Тем более, что пора вскрыть суть поверхности: часть времени у нас отбирают силой, часть похищают, часть утекает впустую; это как с любовью или смертью, или даже с бессмертием – не бывает любви полной или смерти полной, или полного бессмертия, пока ты человек и частичен (но – способен изогнуть восприятие пространства словами):
Время может быть…
Времени может не быть…
Время может самое себя повторить, например:
– Может, керосином его полить? У меня бабка бралась за дедку, дедка за репку, и все вместе выдергивали колорада из его вечности (ну какая почва может удержать, коли херои ухватят?), – сказал кто-то совершенно по русски (причём используя традицию русской сказки: простыми словами мудрствуя о непостижимом).
Время по прежнему было бесконечным, но – никого это не интересовало: это лишь подчеркивало богатство человеческой (частичной) природы! Не беден тот, кому довольно и самого малого остатка.
– Но ты уж лучше береги своё достоинство сейчас: ведь начать – самое время! – сказала Перельману прекрасная Роксолана, муза хероев своей Украины (ничего удивительного в том, что она за-говорила словами некоего Луция Аннея Сенеки – не было и быть не могло).
И это было хорошо.
Если бы смерти не было, всё было бы равно всему. Если бы смерть была, всё было бы равно ничему. Но и в том, и в другом случае любое деяние было бы всего лишь демон-страцией.
И это было хорошо.
– Хорошо, я тебя полюблю, – сказал Перельман Роксолане.
– Ты меня уже удоволил, – сказала женщина. – Теперь от тебя никакой пользы.
– Хорошо, я их убью, – сказал Перельман.
– Убивай, – сказала женщина. – На Украине маргиналов много.
И тогда Перельман поставил себя на место афинян.
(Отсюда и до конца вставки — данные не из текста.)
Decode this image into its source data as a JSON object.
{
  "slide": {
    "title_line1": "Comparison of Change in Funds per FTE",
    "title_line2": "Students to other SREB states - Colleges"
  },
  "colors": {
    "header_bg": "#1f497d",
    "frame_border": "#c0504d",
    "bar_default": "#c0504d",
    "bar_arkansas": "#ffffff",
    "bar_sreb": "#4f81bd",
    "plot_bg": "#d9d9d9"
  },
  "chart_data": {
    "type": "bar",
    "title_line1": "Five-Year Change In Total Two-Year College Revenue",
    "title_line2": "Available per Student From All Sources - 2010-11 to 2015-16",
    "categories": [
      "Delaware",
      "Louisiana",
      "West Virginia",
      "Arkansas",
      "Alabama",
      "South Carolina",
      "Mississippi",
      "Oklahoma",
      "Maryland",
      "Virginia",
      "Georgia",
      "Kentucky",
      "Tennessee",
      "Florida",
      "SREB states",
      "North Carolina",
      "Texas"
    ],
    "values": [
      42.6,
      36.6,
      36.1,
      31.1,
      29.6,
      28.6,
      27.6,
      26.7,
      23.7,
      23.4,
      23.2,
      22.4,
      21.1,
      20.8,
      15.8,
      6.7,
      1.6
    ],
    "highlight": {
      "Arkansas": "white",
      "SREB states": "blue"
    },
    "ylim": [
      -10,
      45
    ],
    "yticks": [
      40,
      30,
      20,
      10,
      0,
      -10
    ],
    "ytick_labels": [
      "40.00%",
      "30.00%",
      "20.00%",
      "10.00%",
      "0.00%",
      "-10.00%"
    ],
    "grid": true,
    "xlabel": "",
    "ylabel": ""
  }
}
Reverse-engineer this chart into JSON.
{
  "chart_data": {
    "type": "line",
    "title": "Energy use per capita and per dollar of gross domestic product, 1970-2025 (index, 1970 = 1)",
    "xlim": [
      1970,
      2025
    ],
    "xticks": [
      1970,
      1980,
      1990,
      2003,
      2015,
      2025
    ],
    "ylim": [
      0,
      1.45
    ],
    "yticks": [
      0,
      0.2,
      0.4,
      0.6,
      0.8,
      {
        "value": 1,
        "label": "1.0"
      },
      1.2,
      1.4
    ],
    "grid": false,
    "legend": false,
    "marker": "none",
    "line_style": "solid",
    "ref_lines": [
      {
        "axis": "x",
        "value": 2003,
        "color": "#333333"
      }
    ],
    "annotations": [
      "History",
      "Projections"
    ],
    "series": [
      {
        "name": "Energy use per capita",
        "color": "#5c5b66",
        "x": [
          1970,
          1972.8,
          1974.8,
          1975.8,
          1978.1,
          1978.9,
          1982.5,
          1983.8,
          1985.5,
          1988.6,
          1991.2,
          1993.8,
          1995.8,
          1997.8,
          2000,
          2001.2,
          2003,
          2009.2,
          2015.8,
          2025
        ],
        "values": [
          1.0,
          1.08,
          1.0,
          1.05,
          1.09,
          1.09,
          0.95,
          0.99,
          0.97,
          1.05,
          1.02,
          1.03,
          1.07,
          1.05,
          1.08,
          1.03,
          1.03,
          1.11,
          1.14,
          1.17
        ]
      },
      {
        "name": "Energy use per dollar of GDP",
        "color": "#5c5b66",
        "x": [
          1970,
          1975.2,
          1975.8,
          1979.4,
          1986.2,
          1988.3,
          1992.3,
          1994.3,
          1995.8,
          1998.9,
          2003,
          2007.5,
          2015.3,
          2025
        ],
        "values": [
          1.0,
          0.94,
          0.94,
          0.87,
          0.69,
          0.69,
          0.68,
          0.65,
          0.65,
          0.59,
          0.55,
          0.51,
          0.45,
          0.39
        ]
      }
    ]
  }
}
То есть судей, которые подвели его к самому краю скалы. Ведь если все могут все (тем самым ничего не совершая), то вся тайна какого-либо решения кроется именно в решимости. «Я хочу решить» – должен сказать решительный человек.
То же самое с родиной: я хочу, чтобы она была.
Она (как и я) – часть истины, то есть – «моя» истина. То же самое – с жизнью и смертью: это всего лишь части меня, то есть части моего органичного (ограниченного мной) понимания мной моей родины; но – это понимание состоялась из моей многомерности, и я не дам его упростить!
Если, конечно, я хочу, чтобы она была.
Всё (на этом).
Поэтому он освободил время, и патриоты Украины стали совершать свои частные телодвижения, а он (пока суд да дело) стал заниматься стихо-сложением (отринув версификации, прикоснулся к Стихиям):
Когда года вперед я загляну Во глубину времён или проточных вод И выберу себе одну волну, Что надо мной погонит буйный ветер… Одна волна как луч в проточном свете И на четыре стороны ответа Лишь на один не заданный вопрос! Какой волной я выброшен на свет? Какую правду я с собой принёс? Куда года вперёд я заглянул? Грядущее какое протянул Тебе или себе, но на судьбе, Словно на судне или на ладони? Ты скажешь: Мы с тобою неподсудны, Бегущие от смерти (как в погоне Бегущие ей радостно на встречу). Когда года вперёд я загляну, Я даже не спрошу, зато отвечу.Ему ничего не пришлось делать. Слово стало делом. Пока херои Украины занимались телодвижениями, слово облеклось плотью и подошло к ним гораздо быстрее и гораздо ближе, нежели они собирались подойти к беглому колораду…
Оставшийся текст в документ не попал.